Помнил он то, что важно: что отец носил шляпу, которая называлась "Ритц", серую с черной лентой и упругими, шершавыми полями, и вечно кто-нибудь да говорил: "Прежде чем делать заказ, снимите мерку с головы" — это была фраза из каталога фирмы "Сире и Робак", — и что фейерверки назывались салютами.
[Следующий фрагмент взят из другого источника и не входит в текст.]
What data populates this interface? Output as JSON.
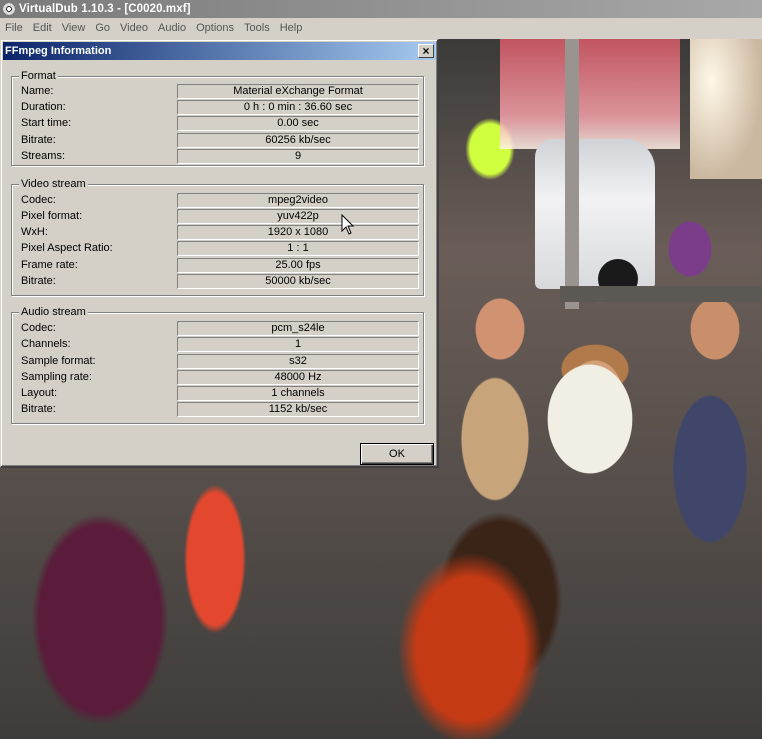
{
  "window": {
    "title": "VirtualDub 1.10.3 - [C0020.mxf]"
  },
  "menu": [
    "File",
    "Edit",
    "View",
    "Go",
    "Video",
    "Audio",
    "Options",
    "Tools",
    "Help"
  ],
  "dialog": {
    "title": "FFmpeg Information",
    "close_glyph": "×",
    "ok_label": "OK",
    "format": {
      "label": "Format",
      "rows": [
        {
          "label": "Name:",
          "value": "Material eXchange Format"
        },
        {
          "label": "Duration:",
          "value": "0 h : 0 min : 36.60 sec"
        },
        {
          "label": "Start time:",
          "value": "0.00 sec"
        },
        {
          "label": "Bitrate:",
          "value": "60256 kb/sec"
        },
        {
          "label": "Streams:",
          "value": "9"
        }
      ]
    },
    "video": {
      "label": "Video stream",
      "rows": [
        {
          "label": "Codec:",
          "value": "mpeg2video"
        },
        {
          "label": "Pixel format:",
          "value": "yuv422p"
        },
        {
          "label": "WxH:",
          "value": "1920 x 1080"
        },
        {
          "label": "Pixel Aspect Ratio:",
          "value": "1 : 1"
        },
        {
          "label": "Frame rate:",
          "value": "25.00 fps"
        },
        {
          "label": "Bitrate:",
          "value": "50000 kb/sec"
        }
      ]
    },
    "audio": {
      "label": "Audio stream",
      "rows": [
        {
          "label": "Codec:",
          "value": "pcm_s24le"
        },
        {
          "label": "Channels:",
          "value": "1"
        },
        {
          "label": "Sample format:",
          "value": "s32"
        },
        {
          "label": "Sampling rate:",
          "value": "48000 Hz"
        },
        {
          "label": "Layout:",
          "value": "1 channels"
        },
        {
          "label": "Bitrate:",
          "value": "1152 kb/sec"
        }
      ]
    }
  }
}
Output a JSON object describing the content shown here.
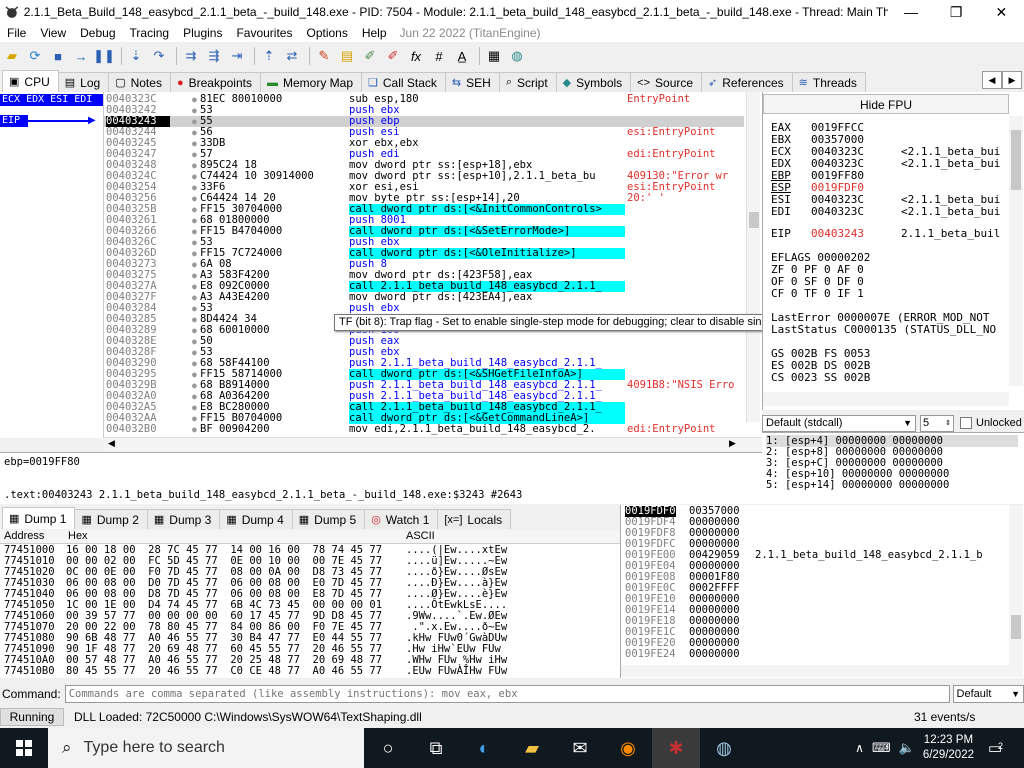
{
  "window": {
    "title": "2.1.1_Beta_Build_148_easybcd_2.1.1_beta_-_build_148.exe - PID: 7504 - Module: 2.1.1_beta_build_148_easybcd_2.1.1_beta_-_build_148.exe - Thread: Main Thread 70...",
    "minimize": "—",
    "maximize": "❐",
    "close": "✕"
  },
  "menu": {
    "items": [
      "File",
      "View",
      "Debug",
      "Tracing",
      "Plugins",
      "Favourites",
      "Options",
      "Help"
    ],
    "info": "Jun 22 2022 (TitanEngine)"
  },
  "tabs": [
    "CPU",
    "Log",
    "Notes",
    "Breakpoints",
    "Memory Map",
    "Call Stack",
    "SEH",
    "Script",
    "Symbols",
    "Source",
    "References",
    "Threads"
  ],
  "regcol": {
    "header": "ECX EDX ESI EDI",
    "eip": "EIP"
  },
  "disasm": [
    {
      "a": "0040323C",
      "b": "81EC 80010000",
      "i": "sub esp,180",
      "c": "EntryPoint"
    },
    {
      "a": "00403242",
      "b": "53",
      "i": "push ebx",
      "c": ""
    },
    {
      "a": "00403243",
      "b": "55",
      "i": "push ebp",
      "c": ""
    },
    {
      "a": "00403244",
      "b": "56",
      "i": "push esi",
      "c": "esi:EntryPoint"
    },
    {
      "a": "00403245",
      "b": "33DB",
      "i": "xor ebx,ebx",
      "c": ""
    },
    {
      "a": "00403247",
      "b": "57",
      "i": "push edi",
      "c": "edi:EntryPoint"
    },
    {
      "a": "00403248",
      "b": "895C24 18",
      "i": "mov dword ptr ss:[esp+18],ebx",
      "c": ""
    },
    {
      "a": "0040324C",
      "b": "C74424 10 30914000",
      "i": "mov dword ptr ss:[esp+10],2.1.1_beta_bu",
      "c": "409130:\"Error wr"
    },
    {
      "a": "00403254",
      "b": "33F6",
      "i": "xor esi,esi",
      "c": "esi:EntryPoint"
    },
    {
      "a": "00403256",
      "b": "C64424 14 20",
      "i": "mov byte ptr ss:[esp+14],20",
      "c": "20:' '"
    },
    {
      "a": "0040325B",
      "b": "FF15 30704000",
      "i": "call dword ptr ds:[<&InitCommonControls>",
      "c": ""
    },
    {
      "a": "00403261",
      "b": "68 01800000",
      "i": "push 8001",
      "c": ""
    },
    {
      "a": "00403266",
      "b": "FF15 B4704000",
      "i": "call dword ptr ds:[<&SetErrorMode>]",
      "c": ""
    },
    {
      "a": "0040326C",
      "b": "53",
      "i": "push ebx",
      "c": ""
    },
    {
      "a": "0040326D",
      "b": "FF15 7C724000",
      "i": "call dword ptr ds:[<&OleInitialize>]",
      "c": ""
    },
    {
      "a": "00403273",
      "b": "6A 08",
      "i": "push 8",
      "c": ""
    },
    {
      "a": "00403275",
      "b": "A3 583F4200",
      "i": "mov dword ptr ds:[423F58],eax",
      "c": ""
    },
    {
      "a": "0040327A",
      "b": "E8 092C0000",
      "i": "call 2.1.1_beta_build_148_easybcd_2.1.1_",
      "c": ""
    },
    {
      "a": "0040327F",
      "b": "A3 A43E4200",
      "i": "mov dword ptr ds:[423EA4],eax",
      "c": ""
    },
    {
      "a": "00403284",
      "b": "53",
      "i": "push ebx",
      "c": ""
    },
    {
      "a": "00403285",
      "b": "8D4424 34",
      "i": "lea eax,dword ptr ss:[esp+34]",
      "c": ""
    },
    {
      "a": "00403289",
      "b": "68 60010000",
      "i": "push 160",
      "c": ""
    },
    {
      "a": "0040328E",
      "b": "50",
      "i": "push eax",
      "c": ""
    },
    {
      "a": "0040328F",
      "b": "53",
      "i": "push ebx",
      "c": ""
    },
    {
      "a": "00403290",
      "b": "68 58F44100",
      "i": "push 2.1.1_beta_build_148_easybcd_2.1.1_",
      "c": ""
    },
    {
      "a": "00403295",
      "b": "FF15 58714000",
      "i": "call dword ptr ds:[<&SHGetFileInfoA>]",
      "c": ""
    },
    {
      "a": "0040329B",
      "b": "68 B8914000",
      "i": "push 2.1.1_beta_build_148_easybcd_2.1.1_",
      "c": "4091B8:\"NSIS Erro"
    },
    {
      "a": "004032A0",
      "b": "68 A0364200",
      "i": "push 2.1.1_beta_build_148_easybcd_2.1.1_",
      "c": ""
    },
    {
      "a": "004032A5",
      "b": "E8 BC280000",
      "i": "call 2.1.1_beta_build_148_easybcd_2.1.1_",
      "c": ""
    },
    {
      "a": "004032AA",
      "b": "FF15 B0704000",
      "i": "call dword ptr ds:[<&GetCommandLineA>]",
      "c": ""
    },
    {
      "a": "004032B0",
      "b": "BF 00904200",
      "i": "mov edi,2.1.1_beta_build_148_easybcd_2.",
      "c": "edi:EntryPoint"
    }
  ],
  "tooltip": "TF (bit 8): Trap flag - Set to enable single-step mode for debugging; clear to disable single-step mode.",
  "fpu": {
    "hide": "Hide FPU",
    "regs": [
      {
        "n": "EAX",
        "v": "0019FFCC",
        "c": ""
      },
      {
        "n": "EBX",
        "v": "00357000",
        "c": ""
      },
      {
        "n": "ECX",
        "v": "0040323C",
        "c": "<2.1.1_beta_bui"
      },
      {
        "n": "EDX",
        "v": "0040323C",
        "c": "<2.1.1_beta_bui"
      },
      {
        "n": "EBP",
        "v": "0019FF80",
        "c": ""
      },
      {
        "n": "ESP",
        "v": "0019FDF0",
        "c": ""
      },
      {
        "n": "ESI",
        "v": "0040323C",
        "c": "<2.1.1_beta_bui"
      },
      {
        "n": "EDI",
        "v": "0040323C",
        "c": "<2.1.1_beta_bui"
      },
      {
        "n": "EIP",
        "v": "00403243",
        "c": "2.1.1_beta_buil"
      }
    ],
    "eflags": "EFLAGS   00000202",
    "flags": [
      "ZF 0  PF 0  AF 0",
      "OF 0  SF 0  DF 0",
      "CF 0  TF 0  IF 1"
    ],
    "lasterr": "LastError  0000007E (ERROR_MOD_NOT",
    "laststatus": "LastStatus C0000135 (STATUS_DLL_NO",
    "seg": [
      "GS 002B  FS 0053",
      "ES 002B  DS 002B",
      "CS 0023  SS 002B"
    ]
  },
  "callconv": {
    "value": "Default (stdcall)",
    "count": "5",
    "unlocked": "Unlocked"
  },
  "stackargs": [
    "1: [esp+4]  00000000 00000000",
    "2: [esp+8]  00000000 00000000",
    "3: [esp+C]  00000000 00000000",
    "4: [esp+10] 00000000 00000000",
    "5: [esp+14] 00000000 00000000"
  ],
  "info": {
    "ebp": "ebp=0019FF80",
    "text": ".text:00403243 2.1.1_beta_build_148_easybcd_2.1.1_beta_-_build_148.exe:$3243 #2643"
  },
  "dumptabs": [
    "Dump 1",
    "Dump 2",
    "Dump 3",
    "Dump 4",
    "Dump 5",
    "Watch 1",
    "Locals"
  ],
  "dumpheaders": {
    "address": "Address",
    "hex": "Hex",
    "ascii": "ASCII"
  },
  "dump": [
    {
      "a": "77451000",
      "h": "16 00 18 00  28 7C 45 77  14 00 16 00  78 74 45 77",
      "s": "....(|Ew....xtEw"
    },
    {
      "a": "77451010",
      "h": "00 00 02 00  FC 5D 45 77  0E 00 10 00  00 7E 45 77",
      "s": "....ü]Ew.....~Ew"
    },
    {
      "a": "77451020",
      "h": "0C 00 0E 00  F0 7D 45 77  08 00 0A 00  D8 73 45 77",
      "s": "....ð}Ew....ØsEw"
    },
    {
      "a": "77451030",
      "h": "06 00 08 00  D0 7D 45 77  06 00 08 00  E0 7D 45 77",
      "s": "....Ð}Ew....à}Ew"
    },
    {
      "a": "77451040",
      "h": "06 00 08 00  D8 7D 45 77  06 00 08 00  E8 7D 45 77",
      "s": "....Ø}Ew....è}Ew"
    },
    {
      "a": "77451050",
      "h": "1C 00 1E 00  D4 74 45 77  6B 4C 73 45  00 00 00 01",
      "s": "....ÔtEwkLsE...."
    },
    {
      "a": "77451060",
      "h": "00 39 57 77  00 00 00 00  60 17 45 77  9D D8 45 77",
      "s": ".9Ww....`.Ew.ØEw"
    },
    {
      "a": "77451070",
      "h": "20 00 22 00  78 80 45 77  84 00 86 00  F0 7E 45 77",
      "s": " .\".x.Ew....ð~Ew"
    },
    {
      "a": "77451080",
      "h": "90 6B 48 77  A0 46 55 77  30 B4 47 77  E0 44 55 77",
      "s": ".kHw FUw0´GwàDUw"
    },
    {
      "a": "77451090",
      "h": "90 1F 48 77  20 69 48 77  60 45 55 77  20 46 55 77",
      "s": ".Hw iHw`EUw FUw"
    },
    {
      "a": "774510A0",
      "h": "00 57 48 77  A0 46 55 77  20 25 48 77  20 69 48 77",
      "s": ".WHw FUw %Hw iHw"
    },
    {
      "a": "774510B0",
      "h": "80 45 55 77  20 46 55 77  C0 CE 48 77  A0 46 55 77",
      "s": ".EUw FUwÀÎHw FUw"
    }
  ],
  "stack2": [
    {
      "a": "0019FDF0",
      "v": "00357000",
      "c": ""
    },
    {
      "a": "0019FDF4",
      "v": "00000000",
      "c": ""
    },
    {
      "a": "0019FDF8",
      "v": "00000000",
      "c": ""
    },
    {
      "a": "0019FDFC",
      "v": "00000000",
      "c": ""
    },
    {
      "a": "0019FE00",
      "v": "00429059",
      "c": "2.1.1_beta_build_148_easybcd_2.1.1_b"
    },
    {
      "a": "0019FE04",
      "v": "00000000",
      "c": ""
    },
    {
      "a": "0019FE08",
      "v": "00001F80",
      "c": ""
    },
    {
      "a": "0019FE0C",
      "v": "0002FFFF",
      "c": ""
    },
    {
      "a": "0019FE10",
      "v": "00000000",
      "c": ""
    },
    {
      "a": "0019FE14",
      "v": "00000000",
      "c": ""
    },
    {
      "a": "0019FE18",
      "v": "00000000",
      "c": ""
    },
    {
      "a": "0019FE1C",
      "v": "00000000",
      "c": ""
    },
    {
      "a": "0019FE20",
      "v": "00000000",
      "c": ""
    },
    {
      "a": "0019FE24",
      "v": "00000000",
      "c": ""
    }
  ],
  "command": {
    "label": "Command:",
    "placeholder": "Commands are comma separated (like assembly instructions): mov eax, ebx",
    "mode": "Default"
  },
  "status": {
    "state": "Running",
    "message": "DLL Loaded: 72C50000 C:\\Windows\\SysWOW64\\TextShaping.dll",
    "events": "31 events/s"
  },
  "taskbar": {
    "search": "Type here to search",
    "time": "12:23 PM",
    "date": "6/29/2022",
    "notif": "2"
  },
  "colors": {
    "accent": "#0000ff",
    "cyan": "#00ffff",
    "yellow": "#ffff00",
    "red": "#e0302b",
    "eip_bg": "#000000"
  }
}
Он подумал: хорошо бы посидеть на солнце, удрать от треклятого блокнота. Поймать такси, поехать на набережную, присесть на скамейку, около которой стоят парусиновые корзины с рыбацкими сетями. Медленно зашнуровал ботинки, но затем откинул с кровати покрывало и прилег на постель, всего на минуточку, чтобы унять головокружение, избавиться от чувства, будто неудержимо истончаешься, блекнешь, таешь в какой-то дали.
Волосы льнут к ковру, висящему над кроватью, волосы забиваются в сетчатый фильтр ванны, застревают в трубе, липнут к сальной раковине, лобковые волосы образуют причудливые узоры на стульчаке, волосы на затылке прилипают к воротнику рубашки, волосы в тарелке, на подушке, во рту, но больше всего он их замечает в пишущей машинке, эдакий волосонакопитель; все, что выпадает, застревает в механизме, колтун и седина, пушистый хаос, все, что не чисто, не твердо, не ярко.